The Ebola virus first appeared in 1976 in Africa. It has caused a series of outbreaks, the worst being in 2014-2016 in West Africa. There is a 50% mortality rate. This virus causes severe hemorhagic fever and is spread from wild animals to humans by human-to-human transmission.
The Ebola virus is extremely skilled at dodging the body’s immune defenses, and in our study, we characterize an important way in which that evasion occurs through disruption of the nuclear envelope, mediated by the VP24 protein. That disruption is quite dramatic and replicates rare, genetic diseases known as laminopathies, which can result in severe muscular, cardiovascular, and neuronal complications.”
Adolfo García-Sastre, Ph.D., Study Co-Senior Author, Professor and Director , Microbiology, Global Health and Emerging Pathogens Institute, Icahn School of Medicine at Mount Sinai
The laboratory work of the researchers, which was conducted mainly with research partners from CIMUS in Spain and Bernhard Nocht Institute for Tropical Medicine Hamburg, Germany, revealed the cellular membrane components that interact to VP24, causing nuclear membrane disruption. These components include emerin, the inner membrane constituents lamin C/C and lamin D. The VP24 protein reduces the interaction between lamin A/C, emerin, and compromises the integrity of nuclear membrane. This results in leakage and loss of function by body’s disease-fighting cell.

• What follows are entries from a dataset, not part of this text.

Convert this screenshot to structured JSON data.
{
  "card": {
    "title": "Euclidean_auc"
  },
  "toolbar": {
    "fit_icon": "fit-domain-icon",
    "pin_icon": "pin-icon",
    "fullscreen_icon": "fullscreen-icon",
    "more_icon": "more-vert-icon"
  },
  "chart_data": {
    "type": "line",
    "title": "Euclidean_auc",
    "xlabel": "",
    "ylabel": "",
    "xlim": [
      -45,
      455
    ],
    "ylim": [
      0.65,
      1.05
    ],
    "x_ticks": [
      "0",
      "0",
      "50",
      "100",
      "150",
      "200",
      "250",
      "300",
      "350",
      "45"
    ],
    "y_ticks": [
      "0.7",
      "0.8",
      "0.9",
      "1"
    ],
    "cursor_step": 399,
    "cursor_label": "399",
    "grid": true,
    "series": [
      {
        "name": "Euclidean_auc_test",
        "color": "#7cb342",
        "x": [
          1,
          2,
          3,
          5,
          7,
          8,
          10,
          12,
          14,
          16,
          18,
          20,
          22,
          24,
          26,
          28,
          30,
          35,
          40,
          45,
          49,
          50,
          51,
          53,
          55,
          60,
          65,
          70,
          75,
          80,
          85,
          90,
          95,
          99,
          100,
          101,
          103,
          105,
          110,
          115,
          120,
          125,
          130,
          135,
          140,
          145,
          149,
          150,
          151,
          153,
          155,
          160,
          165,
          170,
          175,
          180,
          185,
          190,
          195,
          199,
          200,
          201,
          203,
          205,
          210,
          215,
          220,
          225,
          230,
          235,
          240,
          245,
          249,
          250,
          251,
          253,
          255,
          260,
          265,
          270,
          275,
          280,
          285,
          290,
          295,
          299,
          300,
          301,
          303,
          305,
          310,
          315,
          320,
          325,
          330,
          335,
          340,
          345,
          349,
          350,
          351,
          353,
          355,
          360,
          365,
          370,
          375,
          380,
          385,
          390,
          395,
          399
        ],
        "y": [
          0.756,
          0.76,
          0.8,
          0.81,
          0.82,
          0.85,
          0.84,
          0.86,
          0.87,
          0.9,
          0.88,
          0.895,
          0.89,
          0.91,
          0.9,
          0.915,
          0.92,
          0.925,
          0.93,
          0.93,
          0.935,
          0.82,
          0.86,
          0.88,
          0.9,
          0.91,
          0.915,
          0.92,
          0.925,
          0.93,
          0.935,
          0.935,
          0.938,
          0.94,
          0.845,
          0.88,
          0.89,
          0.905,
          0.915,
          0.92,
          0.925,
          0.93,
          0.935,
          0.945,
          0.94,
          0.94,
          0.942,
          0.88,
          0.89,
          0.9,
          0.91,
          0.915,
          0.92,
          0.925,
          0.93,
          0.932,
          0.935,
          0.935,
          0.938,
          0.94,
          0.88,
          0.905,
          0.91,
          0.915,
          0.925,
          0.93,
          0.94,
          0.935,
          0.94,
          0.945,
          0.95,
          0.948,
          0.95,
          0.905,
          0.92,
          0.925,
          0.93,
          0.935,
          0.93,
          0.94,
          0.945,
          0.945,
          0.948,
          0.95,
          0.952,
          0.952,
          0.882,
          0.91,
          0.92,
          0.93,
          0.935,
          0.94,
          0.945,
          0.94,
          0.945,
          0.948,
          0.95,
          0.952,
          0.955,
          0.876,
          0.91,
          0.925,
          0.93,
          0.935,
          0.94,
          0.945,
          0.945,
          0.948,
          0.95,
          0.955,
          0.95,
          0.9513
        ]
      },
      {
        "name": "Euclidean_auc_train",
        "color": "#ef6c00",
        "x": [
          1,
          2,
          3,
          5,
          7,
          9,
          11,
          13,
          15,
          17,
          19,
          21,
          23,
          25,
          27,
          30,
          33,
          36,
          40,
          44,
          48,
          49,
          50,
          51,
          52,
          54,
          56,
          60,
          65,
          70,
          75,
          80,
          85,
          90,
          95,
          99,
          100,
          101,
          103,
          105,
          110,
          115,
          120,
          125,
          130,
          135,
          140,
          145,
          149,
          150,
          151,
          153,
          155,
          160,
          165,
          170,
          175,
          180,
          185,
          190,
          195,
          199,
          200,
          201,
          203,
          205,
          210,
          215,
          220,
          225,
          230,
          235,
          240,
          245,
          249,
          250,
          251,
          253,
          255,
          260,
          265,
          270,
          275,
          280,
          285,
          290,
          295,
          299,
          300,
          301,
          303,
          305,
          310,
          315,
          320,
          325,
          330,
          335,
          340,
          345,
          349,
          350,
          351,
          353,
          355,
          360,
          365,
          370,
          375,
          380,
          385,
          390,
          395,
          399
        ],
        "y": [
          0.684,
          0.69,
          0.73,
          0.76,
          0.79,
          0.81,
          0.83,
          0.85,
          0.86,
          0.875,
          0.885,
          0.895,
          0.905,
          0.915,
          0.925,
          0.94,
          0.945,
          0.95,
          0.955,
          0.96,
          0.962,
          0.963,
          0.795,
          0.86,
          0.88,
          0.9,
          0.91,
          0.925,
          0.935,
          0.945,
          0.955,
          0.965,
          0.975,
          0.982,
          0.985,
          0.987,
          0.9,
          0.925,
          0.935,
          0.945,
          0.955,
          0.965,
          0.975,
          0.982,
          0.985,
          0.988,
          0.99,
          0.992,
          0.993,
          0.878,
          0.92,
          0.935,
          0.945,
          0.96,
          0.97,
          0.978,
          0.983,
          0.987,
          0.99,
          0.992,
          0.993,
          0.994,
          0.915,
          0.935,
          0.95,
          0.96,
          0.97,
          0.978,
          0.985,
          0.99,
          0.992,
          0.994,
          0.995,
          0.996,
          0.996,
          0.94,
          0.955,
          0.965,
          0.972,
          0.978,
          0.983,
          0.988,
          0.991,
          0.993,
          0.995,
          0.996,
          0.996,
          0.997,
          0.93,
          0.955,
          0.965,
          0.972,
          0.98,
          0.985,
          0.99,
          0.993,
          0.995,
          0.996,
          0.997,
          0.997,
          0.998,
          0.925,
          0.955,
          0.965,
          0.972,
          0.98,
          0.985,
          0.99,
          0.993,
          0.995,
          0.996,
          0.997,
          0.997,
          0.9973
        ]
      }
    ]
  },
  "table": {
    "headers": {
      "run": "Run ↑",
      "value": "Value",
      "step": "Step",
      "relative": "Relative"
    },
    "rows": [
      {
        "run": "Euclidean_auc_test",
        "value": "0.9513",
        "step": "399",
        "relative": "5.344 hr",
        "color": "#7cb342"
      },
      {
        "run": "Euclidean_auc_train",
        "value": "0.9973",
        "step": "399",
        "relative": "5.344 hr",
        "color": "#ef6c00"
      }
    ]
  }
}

Researchers also found that VP24 interferes with signaling pathways that activate the immune system’s defenses from viral invaders such as Ebola. This has a biological consequence that is more detrimental to the normal physiology and function of cells, as well as antiviral immunity.
“We believe that our discovery of Ebola’s novel activities and the severe damage it does to infected cells will encourage further research into ways to prevent and treat deadly viruses from spreading,” said Dr. Garcia-Sastre. Garcia-Sastre has spent 25 years studying the molecular biology and genetics of rare and common viruses. In fact, this research will hopefully reveal more details about how viruses such as Ebola enter the body and provide ways to avoid it.
The Mount Sinai Hospital / Mount Sinai School of Medicine
Vidal, S., et al. (2021) Expression of the Ebola Virus VP24 Protein Compromises the Integrity of the Nuclear Envelope and Induces a Laminopathy-Like Cellular Phenotype. mBio. doi.org/10.1128/mBio.00972-21.